Lo «sconvolgente» film di De Sica, invece, «cupa foto di gruppo borghese» (Claudio Carabba in Il cinema del ventennio nero), ancor oggi mantiene un’originalità e un pathos incomparabili. De Sica, attraverso gli occhi del bambino Tricò che vede e soffre la disgregazione del matrimonio dei genitori, mostra la crudeltà di codici sociali che impediscono ai genitori di comunicare fra loro e col figlio (il regista ha compassione per tutti, il bambino, la madre che lo abbandona, il padre debole che si suicida, perfino l’amante di lei, prigionieri della freddezza, la piccineria, l’egoismo crudele di un ambiente asfittico), mostra il lato oscuro, inconfessato della commedia da salotto che ha drogato i piccoli borghesi del Ventennio.
«Per De Sica è un film autocritico – ha scritto Guido Aristarco – ribalta l’impianto comico-sentimentale del logoro triangolo “lui, lei e l’altro” imperante nel cinema dei “telefoni bianchi”». Tanto intensa, «sconvolgente», appunto, la foto di gruppo borghese, da arrivare fino a oggi intatta, critica sociale senza stilemi ideologici, indagine psicologica straziante.
Storie di adulteri, sia Ossessione sia I bambini ci guardano, cupe e senza finali consolatori, e fa davvero impressione, e dà l’idea della dissoluzione del regime, che tutt’e due passassero comunque la censura, ottenessero nella primavera del ’43 l’imprimatur romano alla distribuzione, che poi praticamente non avvenne, nel caos dei mesi successivi. Entrambi i film rispuntarono l’anno dopo. Quello di Visconti per essere immediatamente sequestrato, nella Milano occupata dai tedeschi, per via delle reazioni furibonde dei fascisti e della Chiesa, quello di De Sica per affondare nell’indifferenza del pubblico, che disertò le proiezioni.
La tenacia con cui il pubblico italiano evitò i film «seri» di De Sica è pari solo all’ostinazione del regista a girarli. Il leggendario Sciuscià, il suo primo film neorealista «ufficiale», fu, ricorda lui stesso, «una sciagura dal punto di vista economico… Era costato meno di un milione di lire, ma in Italia praticamente non lo vide nessuno». Per Ladri di biciclette, il film successivo, dopo un inutile giro di tutti i produttori, trova finalmente tre amici disposti a finanziarlo. Sono quattro soldi, e il mercato estero li ripagherà ampiamente. In Italia, invece, gli spettatori scappano. Alla prima del film, al Metropolitan di Roma, De Sica s’aggira all’ingresso. Chiede al direttore, che conosce, come reagisce il pubblico. Prima che quello risponda, ecco uscire dalla sala a passo di carica un operaio con moglie e quattro figli: «Vide il direttore, disse: “Aridateci li sordi e avvertite sul cartellone le famiglie numerose quanno er film è una fregatura”».

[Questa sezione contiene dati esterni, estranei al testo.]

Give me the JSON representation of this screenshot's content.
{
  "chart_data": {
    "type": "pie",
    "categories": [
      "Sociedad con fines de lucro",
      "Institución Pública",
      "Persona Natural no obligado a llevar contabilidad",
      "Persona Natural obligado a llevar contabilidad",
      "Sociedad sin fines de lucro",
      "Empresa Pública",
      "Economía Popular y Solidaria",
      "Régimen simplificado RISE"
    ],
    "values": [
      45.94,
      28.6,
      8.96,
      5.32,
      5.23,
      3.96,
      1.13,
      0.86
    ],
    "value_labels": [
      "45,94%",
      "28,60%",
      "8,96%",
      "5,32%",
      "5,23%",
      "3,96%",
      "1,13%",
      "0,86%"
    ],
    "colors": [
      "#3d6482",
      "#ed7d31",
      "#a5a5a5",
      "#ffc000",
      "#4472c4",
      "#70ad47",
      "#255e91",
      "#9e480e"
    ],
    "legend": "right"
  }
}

Ladri di biciclette, uscito nel 1948, girato nella Roma postbellica povera e devastata, appartiene ai «bei tempi» in cui, ricorda Zavattini in Straparole , «si presumeva di cambiare il mondo o il governo mediante una dozzina di film, slogan che uscivano dal petto con la determinazione di una pallottola: il neorealismo è la coscienza del cinema, il neorealismo è utile o non è, affrontare l’accadendo e non l’accaduto…». Ladri di biciclette è un capolavoro, diritto al cuore e inequivocabile proprio come gli slogan che lo propiziarono, e struggente come solo un’opera d’arte sa essere. Ma non aiuta ad evadere dalle pene quotidiane, sotto questo aspetto è davvero una «fregatura». Una «fregatura» poetica come tutto il neorealismo, cominciato col film di un signore, Vittorio De Sica, che dell’evasione era il re. Finché decise di scoprire le carte e diventare «serio», guardando il mondo con gli occhi di un bambino. Per provare a cambiarlo.